With dialect, less is more, for sure.
We are a nation of poor readers. The average for the general public is 5th grade level.
I grew up reading Frances Hodgeson Burnett’s thick dialect in THE SECRET GARDEN, but most readers today don’t have patience to decode all those missing letters and apostrophes in strange places. They go rent the movie, which also has very little dialect.
I’ve met people from Northumberland. I wasn’t sure they were speaking English.

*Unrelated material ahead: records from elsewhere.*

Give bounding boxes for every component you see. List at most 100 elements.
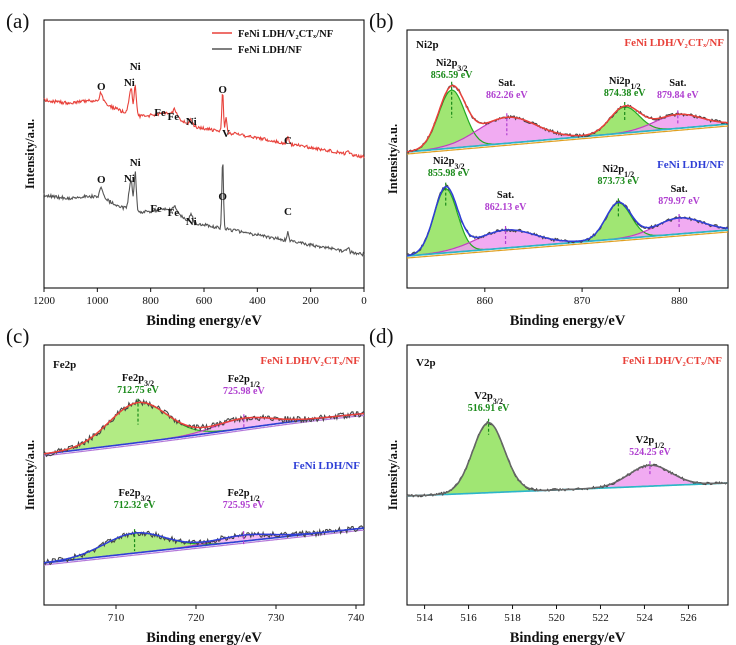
x-tick-label: 526 — [680, 612, 697, 624]
element-label: O — [218, 84, 227, 96]
peak-label: Sat. — [669, 78, 687, 89]
peak-value: 873.73 eV — [598, 176, 640, 187]
peak-label: Fe2p3/2 — [118, 488, 150, 503]
peak-label: Ni2p3/2 — [433, 156, 465, 171]
peak-label: V2p3/2 — [474, 391, 503, 406]
element-label: C — [284, 135, 292, 147]
y-axis-label: Intensity/a.u. — [386, 440, 400, 510]
peak-fill — [407, 422, 728, 496]
fit-envelope-line — [406, 84, 728, 153]
x-tick-label: 800 — [142, 295, 159, 307]
element-label: V — [222, 128, 230, 140]
element-label: Ni — [186, 216, 197, 228]
peak-value: 879.84 eV — [657, 90, 699, 101]
peak-label: Sat. — [497, 190, 515, 201]
peak-label: Fe2p1/2 — [227, 488, 259, 503]
series-label: FeNi LDH/V₂CTₓ/NF — [622, 355, 722, 367]
survey-line-gray — [43, 164, 365, 257]
panel-c: (c) 710 720 730 740 Binding energy/eV Intensit… — [6, 324, 365, 645]
element-label: O — [97, 81, 106, 93]
background-line-2 — [406, 125, 729, 155]
panel-title: V2p — [416, 357, 436, 369]
background-line-2 — [43, 529, 365, 566]
peak-label: Sat. — [498, 78, 516, 89]
x-tick-label: 518 — [504, 612, 521, 624]
peak-label: Fe2p3/2 — [122, 373, 154, 388]
element-label: Fe — [150, 203, 162, 215]
x-tick-label: 860 — [477, 295, 494, 307]
peak-fill — [407, 114, 728, 152]
element-label: Ni — [130, 157, 141, 169]
peak-value: 524.25 eV — [629, 447, 671, 458]
series-label: FeNi LDH/NF — [293, 460, 360, 472]
panel-b: (b) 860 870 880 Binding energy/eV Intensity/a… — [369, 9, 729, 329]
peak-label: Ni2p1/2 — [603, 164, 635, 179]
x-tick-label: 520 — [548, 612, 565, 624]
x-tick-label: 710 — [108, 612, 125, 624]
peak-value: 862.26 eV — [486, 90, 528, 101]
fit-envelope-line — [406, 421, 728, 497]
fit-envelope-line — [43, 401, 365, 455]
x-axis-label: Binding energy/eV — [146, 313, 262, 329]
panel-title: Ni2p — [416, 39, 439, 51]
x-tick-label: 1000 — [86, 295, 109, 307]
fit-envelope-line — [406, 185, 729, 257]
peak-fill — [407, 188, 728, 256]
panel-label-d: (d) — [369, 324, 394, 348]
peak-fill — [407, 465, 728, 496]
element-label: Fe — [168, 111, 180, 123]
background-line — [406, 123, 729, 153]
peak-label: Sat. — [670, 184, 688, 195]
panel-a: (a) 1200 1000 800 600 400 200 0 Binding energy/e… — [6, 9, 367, 329]
series-label: FeNi LDH/V₂CTₓ/NF — [260, 355, 360, 367]
peak-fill — [407, 90, 728, 152]
peak-fill — [44, 402, 364, 454]
element-label: Ni — [124, 173, 135, 185]
x-tick-label: 1200 — [33, 295, 56, 307]
element-label: Ni — [130, 61, 141, 73]
element-label: Ni — [186, 116, 197, 128]
x-tick-label: 400 — [249, 295, 266, 307]
x-tick-label: 730 — [268, 612, 285, 624]
peak-fill — [407, 217, 728, 256]
legend-label: FeNi LDH/NF — [238, 45, 302, 56]
element-label: Fe — [168, 207, 180, 219]
y-axis-label: Intensity/a.u. — [23, 119, 37, 189]
x-tick-label: 522 — [592, 612, 609, 624]
peak-label: Fe2p1/2 — [228, 374, 260, 389]
panel-title: Fe2p — [53, 359, 76, 371]
x-axis-label: Binding energy/eV — [146, 630, 262, 645]
x-tick-label: 0 — [361, 295, 367, 307]
peak-value: 725.95 eV — [223, 500, 265, 511]
raw-data-line — [43, 398, 365, 458]
x-tick-label: 880 — [671, 295, 688, 307]
plot-frame-a — [43, 19, 365, 289]
peak-value: 874.38 eV — [604, 88, 646, 99]
peak-value: 712.32 eV — [114, 500, 156, 511]
peak-value: 516.91 eV — [468, 403, 510, 414]
peak-value: 712.75 eV — [117, 385, 159, 396]
peak-value: 725.98 eV — [223, 386, 265, 397]
panel-d: (d) 514 516 518 520 522 524 526 Binding energy/e… — [369, 324, 729, 645]
peak-value: 855.98 eV — [428, 168, 470, 179]
fit-envelope-line — [43, 527, 365, 564]
plot-frame-b — [406, 29, 729, 289]
x-axis-label: Binding energy/eV — [510, 630, 626, 645]
plot-frame-c — [43, 344, 365, 606]
plot-frame-d — [406, 344, 729, 606]
element-label: Ni — [124, 77, 135, 89]
panel-label-c: (c) — [6, 324, 29, 348]
peak-value: 879.97 eV — [658, 196, 700, 207]
element-label: Fe — [154, 107, 166, 119]
peak-label: Ni2p3/2 — [436, 58, 468, 73]
x-tick-label: 740 — [348, 612, 365, 624]
series-label: FeNi LDH/NF — [657, 159, 724, 171]
series-label: FeNi LDH/V₂CTₓ/NF — [624, 37, 724, 49]
survey-line-red — [43, 84, 365, 159]
peak-label: Ni2p1/2 — [609, 76, 641, 91]
y-axis-label: Intensity/a.u. — [23, 440, 37, 510]
background-line — [406, 229, 729, 257]
x-tick-label: 720 — [188, 612, 205, 624]
peak-label: V2p1/2 — [636, 435, 665, 450]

Dialect can be very difficult to write well. This is a lesson I learned, reluctantly I’ll admit, in a workshop with Diana Gabaldon. She wrote a book about a group of 17th century Scots, and English OUTLANDER. No dialect is a thick as that of Scotland. Diana said she listened to old Scots ballads sung in English and in Gaelic to absorb the rhythm of the speech. There’s a great deal of difference between the speech of the Scots and the Englishwoman, and among the Scots, depending upon their station in life and educational level. But nobody said, “Hoot mon!” She changed didn’t to didna, and wouldn’t to wouldna, and added some dated terms like “foxed” for drunk. But most of it was in the rhythm of the language.
Because of the sentence construction, English just plain sounded different when the Scots spoke, but their meaning was never obscured by a lot of fancy punctuation.